Still, I have not seen your code in detail, but I am curious. I might try something if I have some time.
ORMs are a great tool, but need to be understood what they are doing under the hood.
Loading 10.000 objects into memory is not a viable option, for example ;)
Well, to be correct Symfony 4 doesn't ship with any Persistence adapter by default. Yes, Doctrine its the most common and I would say recommended but you can easily use anything you want, even Laravel´s Eloquent.

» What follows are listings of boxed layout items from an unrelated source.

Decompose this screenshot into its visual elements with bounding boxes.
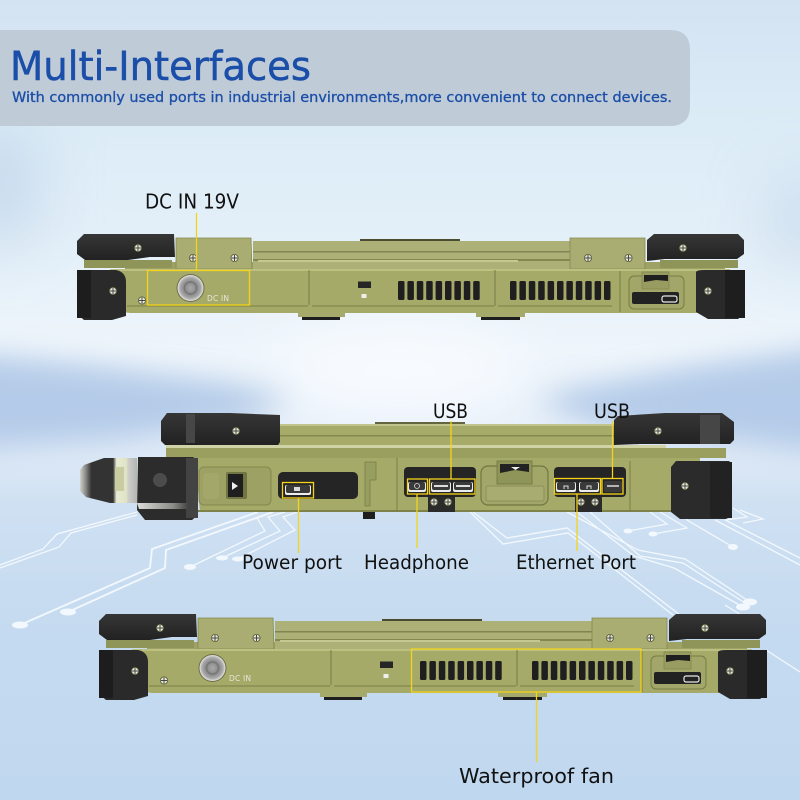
DC IN print: DC IN — [207, 294, 229, 303]
header banner — [0, 30, 690, 126]
body — [278, 424, 616, 446]
DC IN print: DC IN — [229, 674, 251, 683]
leader line: DC IN — [196, 213, 198, 270]
left top bumper — [161, 413, 280, 445]
ethernet and USB ports — [556, 482, 576, 492]
title: Multi-Interfaces — [10, 44, 311, 90]
subtitle: With commonly used ports in industrial environments,more convenient to connect devices. — [12, 90, 672, 106]
right top bumper — [614, 413, 734, 445]
hinge block right — [671, 461, 732, 519]
headphone and USB ports — [408, 482, 426, 492]
leader line: fan — [536, 692, 538, 762]
laptop view: ports side — [80, 413, 734, 520]
label: Headphone: Headphone — [364, 551, 469, 574]
power port — [285, 485, 311, 495]
DC IN highlight box — [148, 270, 250, 305]
fan highlight box — [412, 649, 641, 692]
label: Ethernet Port: Ethernet Port — [516, 551, 636, 574]
highlight boxes — [282, 478, 623, 498]
leader lines: ports — [298, 421, 612, 553]
laptop view: DC IN side — [77, 234, 745, 320]
connector tip — [80, 458, 137, 503]
label: USB right: USB — [594, 400, 630, 423]
laptop view: fan side — [99, 614, 767, 700]
label: USB left: USB — [433, 400, 468, 423]
label: DC IN 19V: DC IN 19V — [145, 190, 239, 214]
hinge block left — [137, 457, 198, 520]
label: Power port: Power port — [242, 551, 342, 574]
circuit board lines — [0, 508, 800, 672]
label: Waterproof fan: Waterproof fan — [459, 764, 614, 788]
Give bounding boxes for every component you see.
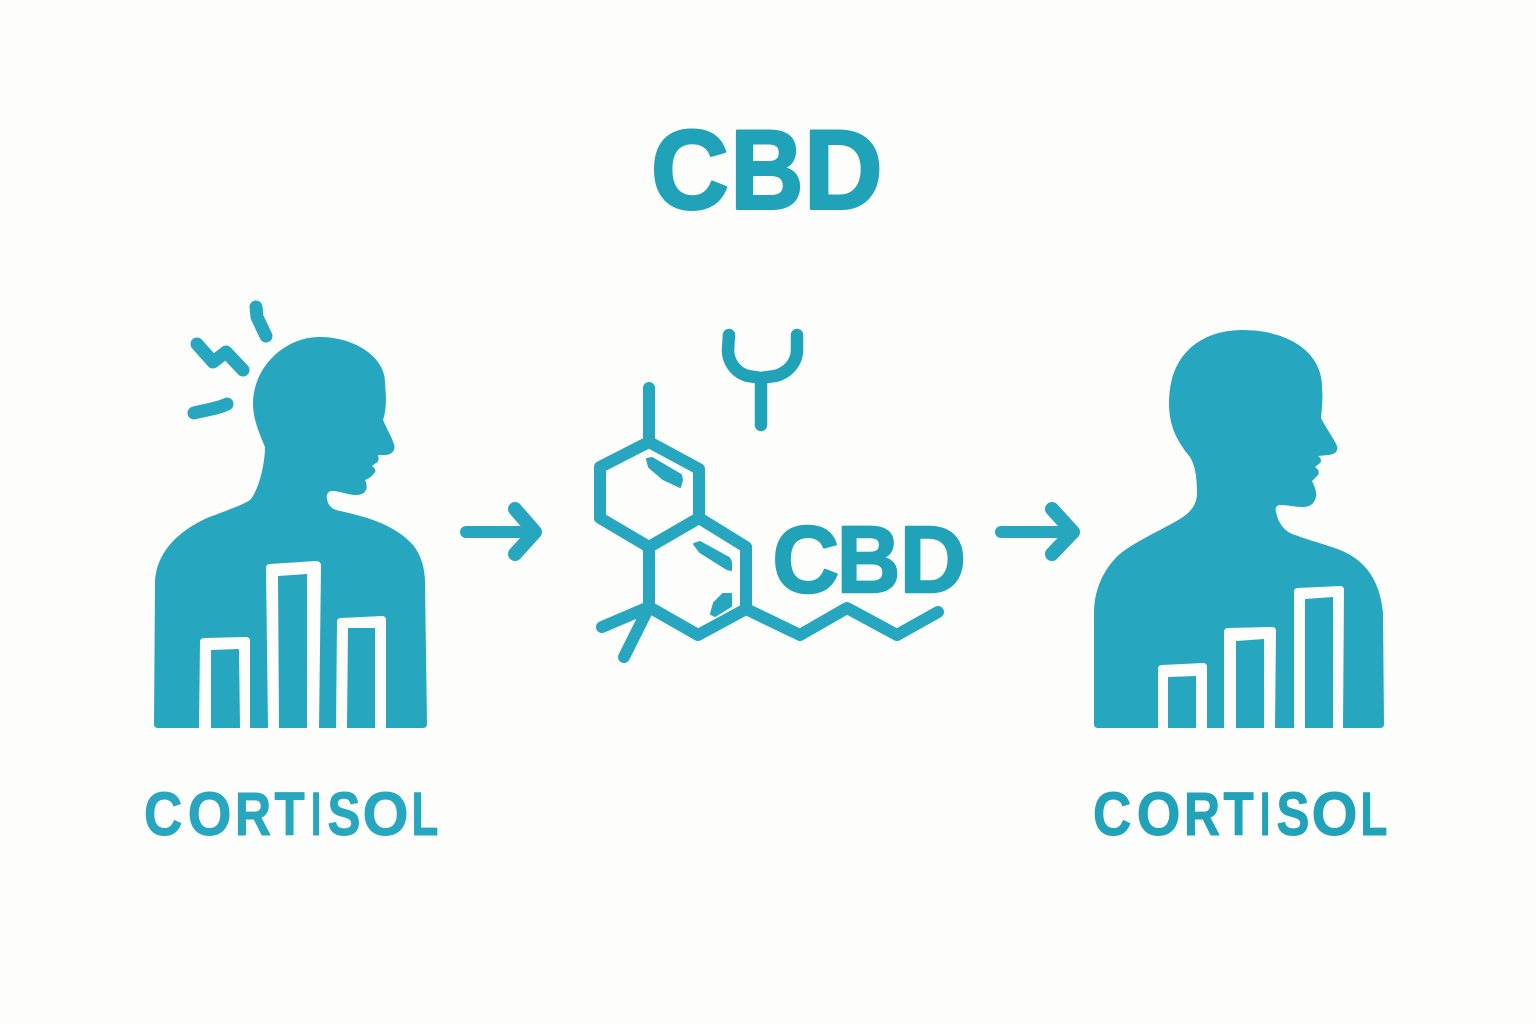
label: left cortisol: L — [412, 781, 438, 849]
label: right cortisol: O — [1312, 780, 1357, 848]
label: molecule CBD: C — [772, 506, 839, 612]
title: CBD: B — [730, 108, 803, 233]
bar chart: lowered cortisol bars — [1158, 586, 1344, 729]
title: CBD: D — [804, 108, 882, 233]
molecule bonds — [600, 388, 938, 657]
title: CBD: C — [651, 109, 729, 233]
bar chart: high cortisol bars — [199, 561, 386, 729]
icon: stress marks — [194, 307, 266, 413]
label: left cortisol: T — [274, 780, 305, 848]
label: right cortisol: S — [1276, 780, 1309, 848]
label: right cortisol — [1093, 779, 1387, 849]
left figure: stressed person with high cortisol — [154, 307, 427, 729]
arrow: left to center — [466, 509, 535, 554]
title: CBD — [651, 108, 882, 233]
label: molecule CBD: B — [837, 507, 900, 613]
label: left cortisol: R — [235, 780, 271, 848]
label: left cortisol: C — [144, 781, 182, 849]
molecule: CBD structure — [600, 388, 938, 657]
label: left cortisol: O — [363, 780, 408, 848]
silhouette: right person — [1094, 330, 1384, 728]
label: right cortisol: L — [1360, 781, 1387, 849]
label: right cortisol: I — [1260, 779, 1270, 848]
label: left cortisol: S — [328, 780, 360, 848]
label: molecule CBD — [772, 506, 966, 613]
label: right cortisol: T — [1224, 780, 1254, 848]
right figure: calm person with rising bars — [1094, 330, 1384, 729]
label: right cortisol: O — [1137, 781, 1180, 849]
label: right cortisol: C — [1093, 781, 1131, 849]
molecule double bonds — [647, 458, 731, 616]
silhouette: left person — [154, 337, 427, 728]
label: left cortisol: I — [311, 779, 321, 848]
label: molecule CBD: D — [900, 506, 966, 612]
label: right cortisol: R — [1184, 780, 1220, 848]
arrow: center to right — [1001, 509, 1073, 554]
label: left cortisol: O — [188, 781, 231, 849]
icon: receptor — [728, 335, 797, 425]
label: left cortisol — [144, 779, 438, 849]
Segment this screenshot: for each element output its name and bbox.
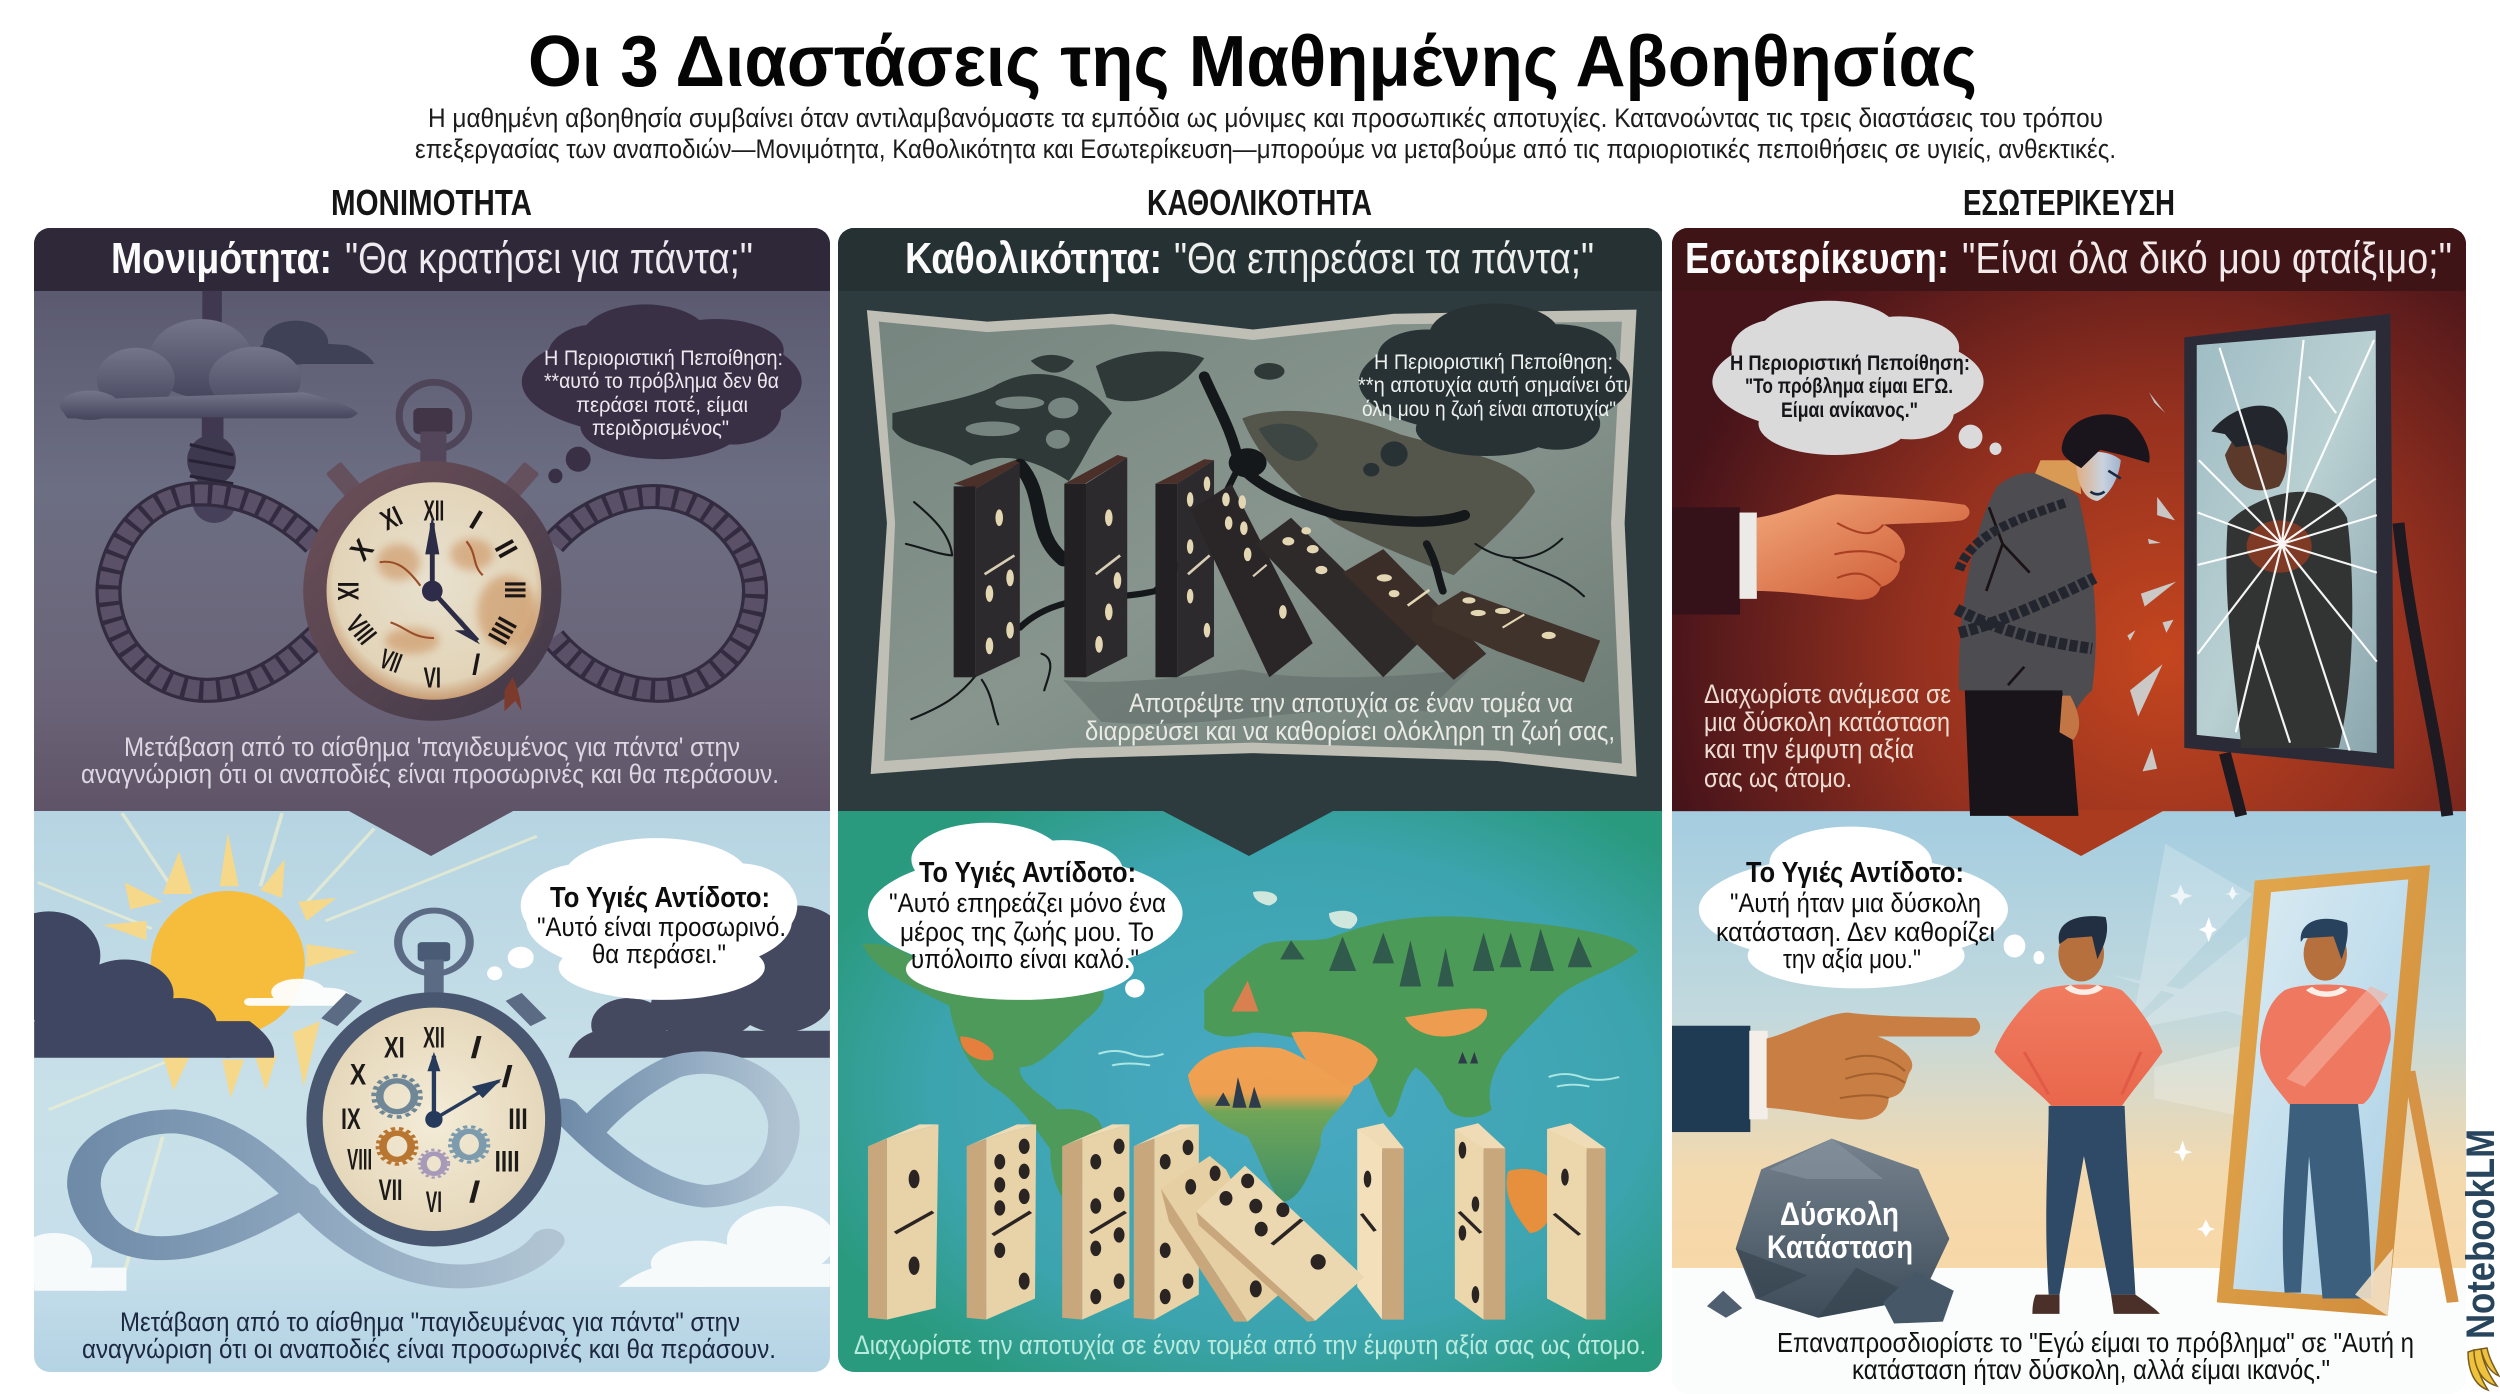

This is one of the beauties of Symfony. Start small and add more things as you need need instead of the other way around.
Keep writing ;)
Opcache is enabled to the default settings which is the biggest boost to performance. I could change that to allow more files. I did just now try out composer optimize and got around 38ms at 50 concurrent users for raw sql, huge improvement! I have tested a barebones golang implementation of this type of endpoint awhile back with far far more many concurrent connections before the database started to choke, but I will look into it more just in case. Query time is about .5ms in this scenario.
One note for the ORM is it initiates 3 queries vs 1 here for a total query time of about 1.5ms and has to hydrate 3 objects I believe. I tried to make the endpoint something that might be a common scenario rather than a 100% optimized one. Perhaps that is not entirely fair though.
Either way it seems I need to update the performance section (and my repo) with some tweaked configuration. Thanks!